AMC Entertainment (AMC 17.99%) has made it through the darkest days of the pandemic, and it will come out on the other side.
The company reaffirmed that in its fourth-quarter earnings report, saying that it was reopening theaters in major markets like New York and Los Angeles, even as it is burning around $100 million in cash every month.
Optimism about the reopening later this year along with a likely boost from Reddit traders was enough to lift the stock after its earnings report as shares traded up as much as 10% on Thursday morning.
However, the results shed new light on the company's troubled financial situation coming out of the pandemic, as it's been forced to raise billions of dollars during the crisis to stay alive. It's added $1 billion in high-interest debt to its balance sheet with total corporate borrowings now clocking in at $5.7 billion, but there's a bigger concern for investors here, and its already bloated debt burden helps explain it.
Massive share dilution
AMC finished 2019 with 103 million shares. By the end of the third quarter, that share count had only increased modestly to an average of 107.7 million, but it then began to explode.
In September, the company announced an at-the-market equity offering program, essentially allowing it to dilute shareholders by selling new stock when it saw the need to do so. Since then, the company has filed to sell 300 million new shares and added 44.4 million in new shares from a debt conversion.
On the earnings call, CFO Sean Goodman set the record straight, saying that the company had issued 278 million shares through the at-the-market offering. As of March 3, AMC had 450.2 million shares outstanding.
In other words, if you're an AMC shareholder who held from the beginning of 2020 until today, your stake in the company is just 22% of what it was a year ago, as is your share of the company's potential earnings.
AMC's management deserves some credit for raising the cash necessary to keep the business afloat. But shareholders are now in a terrible position, as it's essentially impossible for the company to generate enough profits to offset that dilution, especially as it's paying about $300 million in annual interest expense.
Part of the reason the company had to dilute shareholders rather than raising new debt, which is generally considered to be cheaper than equity, is because it was so highly leveraged coming into the pandemic, and recent debt raises came with 15% interest rates attached.

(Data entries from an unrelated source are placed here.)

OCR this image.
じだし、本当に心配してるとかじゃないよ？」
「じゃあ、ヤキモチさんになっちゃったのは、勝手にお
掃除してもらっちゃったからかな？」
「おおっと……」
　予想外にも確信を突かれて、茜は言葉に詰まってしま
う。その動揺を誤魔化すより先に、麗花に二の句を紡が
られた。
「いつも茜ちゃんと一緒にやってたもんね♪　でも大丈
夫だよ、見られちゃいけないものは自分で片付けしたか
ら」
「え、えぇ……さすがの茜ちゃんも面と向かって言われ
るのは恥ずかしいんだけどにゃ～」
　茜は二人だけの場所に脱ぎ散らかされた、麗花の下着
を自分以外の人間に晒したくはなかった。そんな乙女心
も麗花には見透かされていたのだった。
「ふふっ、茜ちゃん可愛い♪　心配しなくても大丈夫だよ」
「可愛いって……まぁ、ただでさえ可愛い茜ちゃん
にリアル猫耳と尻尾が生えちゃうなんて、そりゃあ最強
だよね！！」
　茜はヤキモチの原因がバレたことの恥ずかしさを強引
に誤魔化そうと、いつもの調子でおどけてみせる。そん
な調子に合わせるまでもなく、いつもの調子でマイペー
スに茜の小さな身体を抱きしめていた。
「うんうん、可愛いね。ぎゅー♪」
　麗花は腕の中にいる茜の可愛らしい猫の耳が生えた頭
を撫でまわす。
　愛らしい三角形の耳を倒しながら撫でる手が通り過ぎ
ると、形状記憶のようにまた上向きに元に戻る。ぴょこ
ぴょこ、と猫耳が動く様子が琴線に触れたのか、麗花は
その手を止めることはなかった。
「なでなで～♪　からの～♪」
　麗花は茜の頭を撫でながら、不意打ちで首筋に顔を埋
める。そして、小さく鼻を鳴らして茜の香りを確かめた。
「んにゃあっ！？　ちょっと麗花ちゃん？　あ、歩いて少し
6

Management acknowledged as much on the call as Goodman said, "We will continue to actively explore alternatives to raise additional capital and reduce our leverage." That means shareholders should expect the dilution to continue as the company seeks to pay down its borrowings and convert debt to equity.
The pent-up demand question
If there's a bull case for AMC, it's that pent-up demand will drive a surge in profitability once the pandemic ends. On the call, CEO Adam Aron cited a survey of its Stubs members, who reported that going to the movies was the activity they missed the most. However, that's from a group of confirmed movie-lovers willing to pay for a subscription to see as many flicks at AMC as they want.
The level of demand from the broader public is less clear. While audiences will certainly return to theaters, the case for pent-up demand in the industry seems to be less convincing than in other hard-hit sectors like travel and restaurants, which are inherently social and experiential, making them unsafe during COVID-19.
Movies, on the other hand, have a convenient substitute in at-home entertainment, and streaming options have both proliferated and thrived during the pandemic. Studios have gotten comfortable putting new releases directly on their streaming services, effectively eliminating exhibitors like AMC.
While AMC's revenue may return to pre-pandemic levels, whether it will exceed that is still uncertain, especially given the company's financial challenges and the changes in the market.
Still a sell
Despite an awful year for the business, AMC shares are actually up more than 40% from the start of 2020, primarily because of attention from Reddit traders.
Given the extreme and still-ongoing share dilution, heavy debt burden and interest payments, and the fundamental power shift in the entertainment industry away from movie theaters, the company's future still looks bleak. Now looks like a great time for investors to pocket the profits and sell.